The events of the months prior to Mr O’Farrell’s death present particular difficulties for his family.
On January 11, 2011 Gridiuska was convicted of theft in Monaghan Circuit Court but his sentence was adjourned for a year. The judge said if he got into trouble with the law in the interim he would be immediately put in prison.
On May 9 at Ardee District Court, Gridzuiska was convicted of theft yet was not brought back before Monaghan Circuit Court where he would have been immediately imprisoned.
Two days later, he was convicted in Dundalk District Court of speeding. On June 8 at Carrickmacross District Court he was convicted of possession of heroin.
Just over a month later, he was in Newry District Court charged with theft.
By August 2, Gridzuiska was on bail for a number of these offences. He had breached bail a number of occasions, had been in receipt of suspended sentences which should have been activated, yet he remained free to go about his business, irrespective of the law.
One hour before his car struck Shane O’Farrell, the culprit was stopped by gardaí at a checkpoint. The vehicle was noted to be unroadworthy and not to have an NCT certificate. Yet Gridzuiska was allowed to proceed.
Eventually, he was acquitted of dangerous driving causing death and convicted of failing to stop at the scene of an accident. He was given a suspended sentence on condition he leave the country.
For seven years since then, the O’Farrell family have been seeking to find out how the criminal justice system failed their deceased loved one.
The events surrounding Mr O’Farrell’s death were included in an Independent Review Mechanism which in 2014-15 examined allegations of garda malpractice. Gsoc also conducted an investigation into whether any gardaí were guilty of an offence in the case. It found no such offence, and last week completed an investigation into disciplinary matters related to some of those involved.
However, no inquiry has examined the case fully. In fact, some of the more startling aspects to the case were uncovered by the family rather than any state apparatus.

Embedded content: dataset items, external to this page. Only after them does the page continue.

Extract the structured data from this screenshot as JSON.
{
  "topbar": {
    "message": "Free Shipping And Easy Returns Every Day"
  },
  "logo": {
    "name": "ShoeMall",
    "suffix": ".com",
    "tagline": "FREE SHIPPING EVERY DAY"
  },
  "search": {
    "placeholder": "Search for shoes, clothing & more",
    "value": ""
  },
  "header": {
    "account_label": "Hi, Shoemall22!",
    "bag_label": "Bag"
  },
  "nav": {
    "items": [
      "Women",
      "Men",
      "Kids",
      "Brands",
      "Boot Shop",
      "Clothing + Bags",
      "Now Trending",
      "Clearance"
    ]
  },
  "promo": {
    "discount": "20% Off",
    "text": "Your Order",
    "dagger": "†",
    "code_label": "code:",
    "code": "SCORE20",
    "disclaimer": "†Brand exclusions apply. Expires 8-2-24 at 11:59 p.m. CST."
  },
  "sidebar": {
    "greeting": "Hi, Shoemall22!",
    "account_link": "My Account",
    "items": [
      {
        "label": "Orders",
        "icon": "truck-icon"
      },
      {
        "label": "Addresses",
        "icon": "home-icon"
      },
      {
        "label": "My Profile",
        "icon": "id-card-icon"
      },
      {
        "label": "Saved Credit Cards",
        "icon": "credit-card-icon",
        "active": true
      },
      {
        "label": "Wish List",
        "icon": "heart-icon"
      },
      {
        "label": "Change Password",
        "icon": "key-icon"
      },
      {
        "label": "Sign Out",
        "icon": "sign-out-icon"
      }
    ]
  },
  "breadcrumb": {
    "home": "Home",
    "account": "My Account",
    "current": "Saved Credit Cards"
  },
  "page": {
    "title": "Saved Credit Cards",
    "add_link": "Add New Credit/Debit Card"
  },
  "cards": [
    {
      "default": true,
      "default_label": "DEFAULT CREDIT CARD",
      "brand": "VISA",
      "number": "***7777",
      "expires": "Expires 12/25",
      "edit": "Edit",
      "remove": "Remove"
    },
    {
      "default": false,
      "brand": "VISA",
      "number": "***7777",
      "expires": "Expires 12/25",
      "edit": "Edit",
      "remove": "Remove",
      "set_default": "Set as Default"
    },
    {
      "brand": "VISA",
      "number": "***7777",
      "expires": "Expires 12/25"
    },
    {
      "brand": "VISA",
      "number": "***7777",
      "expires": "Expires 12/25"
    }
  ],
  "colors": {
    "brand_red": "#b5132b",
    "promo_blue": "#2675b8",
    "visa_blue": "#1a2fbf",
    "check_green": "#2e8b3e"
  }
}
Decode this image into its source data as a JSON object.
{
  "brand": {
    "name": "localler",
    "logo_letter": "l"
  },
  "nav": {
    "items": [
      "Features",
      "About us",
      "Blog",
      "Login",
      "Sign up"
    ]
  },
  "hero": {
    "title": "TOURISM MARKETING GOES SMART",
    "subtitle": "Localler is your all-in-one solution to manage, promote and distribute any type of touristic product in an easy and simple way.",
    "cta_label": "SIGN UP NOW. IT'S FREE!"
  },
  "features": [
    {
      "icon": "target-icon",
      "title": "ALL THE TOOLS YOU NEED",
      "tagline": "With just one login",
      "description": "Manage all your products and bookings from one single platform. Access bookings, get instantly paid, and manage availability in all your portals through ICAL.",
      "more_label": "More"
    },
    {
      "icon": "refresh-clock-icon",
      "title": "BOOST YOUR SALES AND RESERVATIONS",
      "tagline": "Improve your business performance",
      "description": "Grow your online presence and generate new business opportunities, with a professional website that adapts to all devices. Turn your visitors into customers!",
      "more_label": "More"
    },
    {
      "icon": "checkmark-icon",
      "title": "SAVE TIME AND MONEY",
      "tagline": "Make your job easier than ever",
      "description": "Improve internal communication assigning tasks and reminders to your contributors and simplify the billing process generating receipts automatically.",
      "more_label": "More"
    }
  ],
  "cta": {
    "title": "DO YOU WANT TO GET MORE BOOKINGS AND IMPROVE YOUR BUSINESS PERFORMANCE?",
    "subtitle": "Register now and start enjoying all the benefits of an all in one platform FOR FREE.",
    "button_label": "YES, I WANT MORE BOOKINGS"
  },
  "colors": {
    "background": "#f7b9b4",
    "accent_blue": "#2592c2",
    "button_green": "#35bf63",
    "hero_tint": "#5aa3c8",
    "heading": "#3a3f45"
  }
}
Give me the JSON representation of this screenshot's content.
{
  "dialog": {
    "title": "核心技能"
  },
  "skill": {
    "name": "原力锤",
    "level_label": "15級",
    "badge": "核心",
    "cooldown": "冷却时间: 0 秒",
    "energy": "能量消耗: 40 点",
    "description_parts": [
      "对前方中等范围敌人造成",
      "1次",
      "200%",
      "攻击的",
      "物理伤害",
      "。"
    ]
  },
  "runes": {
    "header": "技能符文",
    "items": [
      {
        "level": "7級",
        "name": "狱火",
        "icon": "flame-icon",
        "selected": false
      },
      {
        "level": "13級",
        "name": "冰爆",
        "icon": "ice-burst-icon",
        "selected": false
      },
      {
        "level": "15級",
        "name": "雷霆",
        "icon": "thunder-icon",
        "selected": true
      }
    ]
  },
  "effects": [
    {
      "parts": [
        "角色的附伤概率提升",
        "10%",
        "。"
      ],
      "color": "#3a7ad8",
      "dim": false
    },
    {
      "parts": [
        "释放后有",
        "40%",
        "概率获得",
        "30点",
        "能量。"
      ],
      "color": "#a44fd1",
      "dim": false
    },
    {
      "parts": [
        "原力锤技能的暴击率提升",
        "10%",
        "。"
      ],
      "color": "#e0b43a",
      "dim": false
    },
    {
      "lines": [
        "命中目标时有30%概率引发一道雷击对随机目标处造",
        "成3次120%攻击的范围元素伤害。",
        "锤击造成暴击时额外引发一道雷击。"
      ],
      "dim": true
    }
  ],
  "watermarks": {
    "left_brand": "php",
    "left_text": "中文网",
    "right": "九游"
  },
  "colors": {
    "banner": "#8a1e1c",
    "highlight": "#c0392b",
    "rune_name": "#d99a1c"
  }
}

The latest of these, reported on last month in the Irish Examiner, was that statements given to the coroner’s court into Mr O’Farrell’s death were incomplete.
Last June, the Dáil voted by a majority of two to one that a commission of investigation should be set up. Mr Flanagan said he’d have to wait until the disciplinary matters were completed. That impasse has now been negotiated.
But instead of establishing a commission, he has set up a scoping exercise to be conducted by district court judge Gerard Haughton.
The judge will be operating within relatively narrow terms of reference. He may ultimately decide that a full commission is warranted. The real issue, however, is the minister’s reluctance to establish a commission in light of all that has been uncovered.
As laid out above, there are times when the Government bypasses a scoping exercise. The premise for doing so is allegedly the urgency of addressing a particular issue. In reality, it has to do with putting out political fires. If an issue is attracting heat, kill it off by setting up a commission irrespective of the strength of the case.
There is no prevailing political heat in the Shane O’Farrell case. What does exist is a compelling body of evidence that points towards repeated and serious failures in the criminal justice system leading up to a young man’s tragic death. There is also the moral force of a majority of Oireachtas members who believe that a commission is required.
Yet, for some reason, there remains a reluctance to investigate using the full powers available to a commission.
The O’Farrell family deserve closure on this matter. Beyond that, the citizenry is entitled to know how and why the system failed so spectacularly.
Judge Haughton is mandated to provide an interim report within eight weeks. The outcome will be keenly awaited.